The proposed method involves processing audio signals through an audio encoder to create an audio embedding and using a visual encoder for video segments to produce visual embeddings. These embeddings are transformed into feature vectors via transformers. The system utilizes cross-attention mechanisms between audio and visual data to enhance emotion detection capabilities. A fusion module combines these vectors, and a classifier module predicts emotions based on the fused output. This method supports real-time applications by optimizing processing efficiency.

Innovative Aspects

A significant innovation in this method is the prioritization of audio as the main modality for emotion recognition, supported by a specifically trained visual encoder for facial expressions. The visual encoder undergoes pre-training on face recognition followed by fine-tuning on emotion classification.
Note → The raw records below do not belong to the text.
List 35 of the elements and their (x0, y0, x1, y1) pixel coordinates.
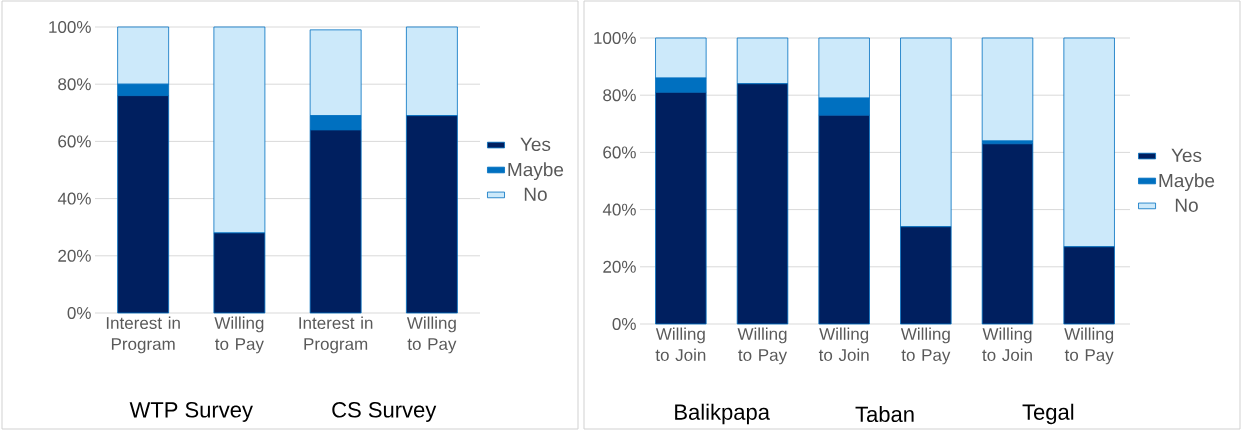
y-tick-label: 80% (58, 78, 91, 91)
legend-label: Maybe (1159, 173, 1215, 192)
y-tick-label: 60% (603, 146, 636, 159)
text: WTP Survey (129, 402, 253, 422)
text: CS Survey (332, 402, 437, 422)
x-tick-label: Willing to Join (818, 327, 869, 362)
x-tick-label: Interest in Program (106, 316, 180, 354)
legend-label: No (1175, 198, 1198, 212)
x-tick-label: Willing to Join (982, 327, 1032, 362)
y-tick-label: 20% (58, 249, 91, 262)
text: Tegal (1022, 403, 1074, 425)
legend-label: Yes (1171, 148, 1202, 163)
text: Balikpapa (675, 403, 770, 425)
y-tick-label: 40% (602, 203, 636, 216)
y-tick-label: 0% (67, 306, 91, 320)
x-tick-label: Willing to Join (655, 327, 706, 362)
text: Taban (855, 405, 914, 423)
y-tick-label: 100% (49, 20, 91, 34)
y-tick-label: 80% (603, 89, 636, 102)
legend-label: No (524, 187, 547, 201)
legend-label: Yes (520, 137, 551, 152)
bar (981, 143, 1034, 325)
y-tick-label: 0% (612, 317, 636, 331)
x-tick-label: Interest in Program (299, 316, 373, 354)
bar (981, 37, 1034, 142)
y-tick-label: 60% (58, 135, 91, 148)
y-tick-label: 100% (594, 31, 636, 45)
x-tick-label: Willing to Pay (214, 316, 264, 354)
legend-label: Maybe (508, 162, 564, 181)
x-tick-label: Willing to Pay (1064, 327, 1114, 365)
y-tick-label: 40% (57, 192, 91, 205)
x-tick-label: Willing to Pay (406, 316, 457, 354)
y-tick-label: 20% (603, 260, 636, 273)
x-tick-label: Willing to Pay (737, 327, 788, 365)
x-tick-label: Willing to Pay (900, 327, 951, 365)
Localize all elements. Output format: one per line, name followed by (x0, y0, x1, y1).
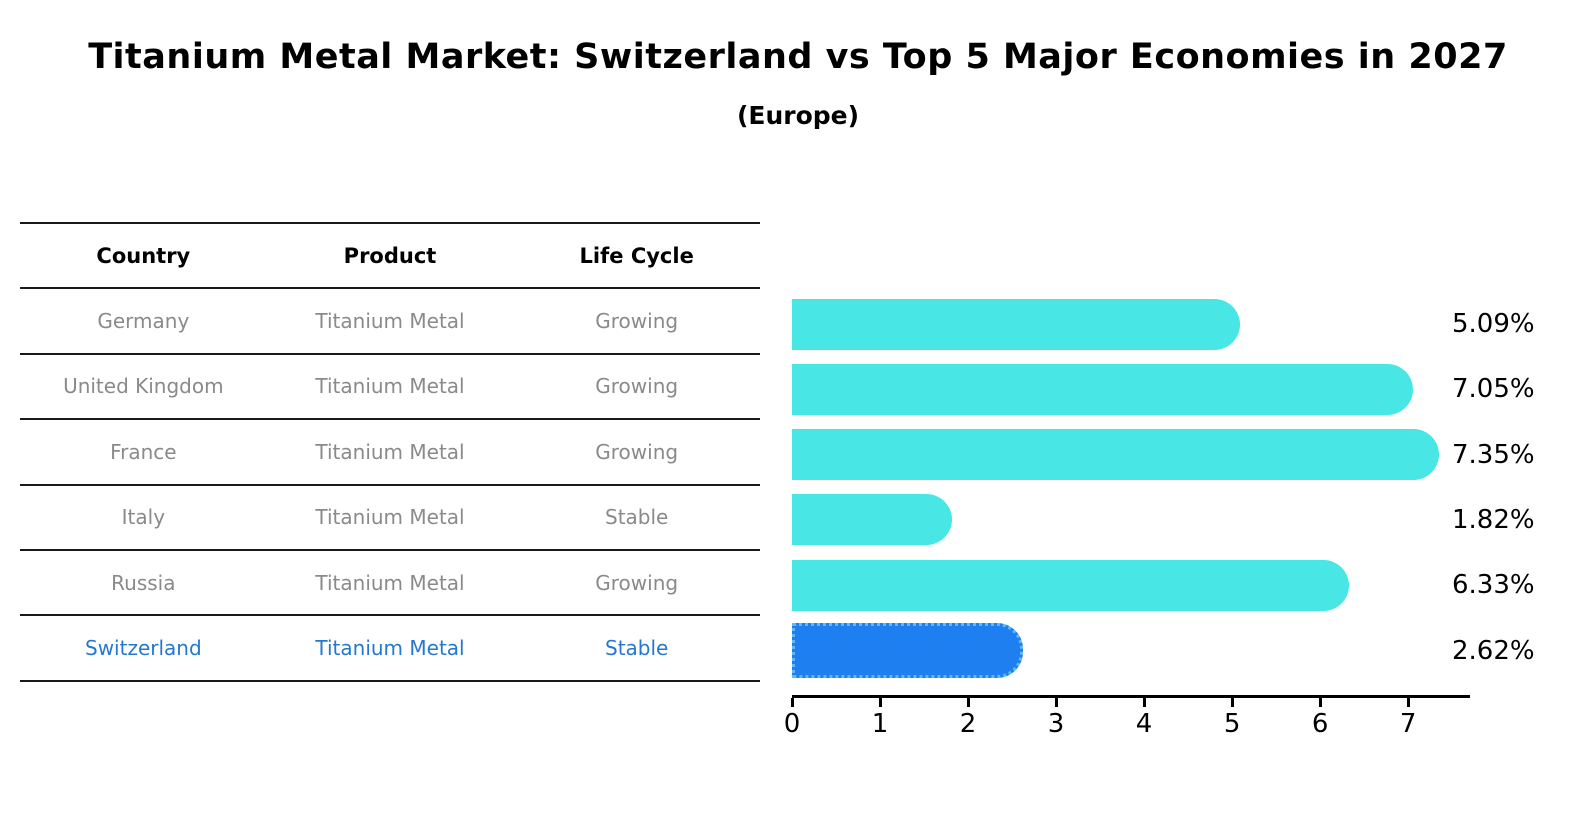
x-axis-tick-label: 7 (1399, 709, 1417, 739)
bar-switzerland (792, 623, 1023, 679)
cell-lifecycle: Growing (595, 374, 679, 399)
bar-germany (792, 298, 1241, 350)
x-axis-tick (1407, 698, 1411, 707)
table-header-row: Country Product Life Cycle (20, 224, 760, 290)
x-axis-tick (879, 698, 883, 707)
table-row-france: France Titanium Metal Growing (20, 420, 760, 486)
bar-italy (792, 494, 953, 546)
cell-product: Titanium Metal (315, 570, 465, 595)
cell-lifecycle: Stable (605, 505, 669, 530)
table-row-switzerland: Switzerland Titanium Metal Stable (20, 616, 760, 682)
value-labels-layer: 5.09% 7.05% 7.35% 1.82% 6.33% 2.62% (1452, 280, 1596, 760)
value-label-switzerland: 2.62% (1452, 635, 1535, 666)
table-row-russia: Russia Titanium Metal Growing (20, 551, 760, 617)
bar-united-kingdom (792, 363, 1413, 415)
x-axis-tick-label: 6 (1311, 709, 1329, 739)
bar-chart: 0 1 2 3 4 5 6 7 (784, 280, 1472, 760)
value-label-united-kingdom: 7.05% (1452, 374, 1535, 405)
x-axis-tick (1231, 698, 1235, 707)
column-header-lifecycle: Life Cycle (579, 243, 694, 268)
cell-product: Titanium Metal (315, 636, 465, 661)
x-axis-tick (791, 698, 794, 707)
value-label-russia: 6.33% (1452, 570, 1535, 601)
table-row-united-kingdom: United Kingdom Titanium Metal Growing (20, 355, 760, 421)
cell-lifecycle: Growing (595, 570, 679, 595)
cell-product: Titanium Metal (315, 374, 465, 399)
x-axis-tick (967, 698, 971, 707)
cell-lifecycle: Stable (605, 636, 669, 661)
x-axis-tick (1319, 698, 1323, 707)
cell-country: Italy (121, 505, 166, 530)
x-axis-tick-label: 2 (959, 709, 977, 739)
cell-country: Germany (97, 309, 190, 334)
x-axis-tick-label: 0 (783, 709, 801, 739)
x-axis-tick (1055, 698, 1059, 707)
x-axis-line (792, 695, 1470, 698)
cell-country: France (110, 439, 177, 464)
cell-lifecycle: Growing (595, 309, 679, 334)
column-header-product: Product (343, 243, 437, 268)
cell-country: Russia (111, 570, 176, 595)
cell-country: Switzerland (85, 636, 202, 661)
table-row-italy: Italy Titanium Metal Stable (20, 486, 760, 551)
column-header-country: Country (96, 243, 191, 268)
x-axis-tick-label: 5 (1223, 709, 1241, 739)
page-subtitle: (Europe) (736, 100, 860, 130)
cell-product: Titanium Metal (315, 505, 465, 530)
x-axis-tick-label: 4 (1135, 709, 1153, 739)
bar-france (792, 429, 1439, 481)
cell-product: Titanium Metal (315, 309, 465, 334)
x-axis-tick-label: 1 (871, 709, 889, 739)
value-label-germany: 5.09% (1452, 309, 1535, 339)
country-table: Country Product Life Cycle Germany Titan… (20, 222, 760, 682)
bar-russia (792, 559, 1350, 611)
page-title: Titanium Metal Market: Switzerland vs To… (88, 37, 1508, 78)
cell-product: Titanium Metal (315, 439, 465, 464)
cell-country: United Kingdom (63, 374, 224, 399)
value-label-italy: 1.82% (1452, 504, 1535, 535)
cell-lifecycle: Growing (595, 439, 679, 464)
value-label-france: 7.35% (1452, 439, 1535, 470)
table-row-germany: Germany Titanium Metal Growing (20, 289, 760, 355)
x-axis-tick (1143, 698, 1147, 707)
x-axis-tick-label: 3 (1047, 709, 1065, 739)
The system's architecture includes multiple transformer blocks with components like multi-head attention and normalization blocks to optimize feature extraction and processing.

Applications and Benefits

The AI device designed under this patent can be deployed across various platforms due to its lightweight nature and efficient processing capabilities. It addresses privacy concerns by minimizing the need for transmitting raw data externally. By generating accurate emotion predictions from combined audio and visual features, the system promises enhanced human-computer interactions across different applications, including personal devices, customer service interfaces, and interactive educational tools.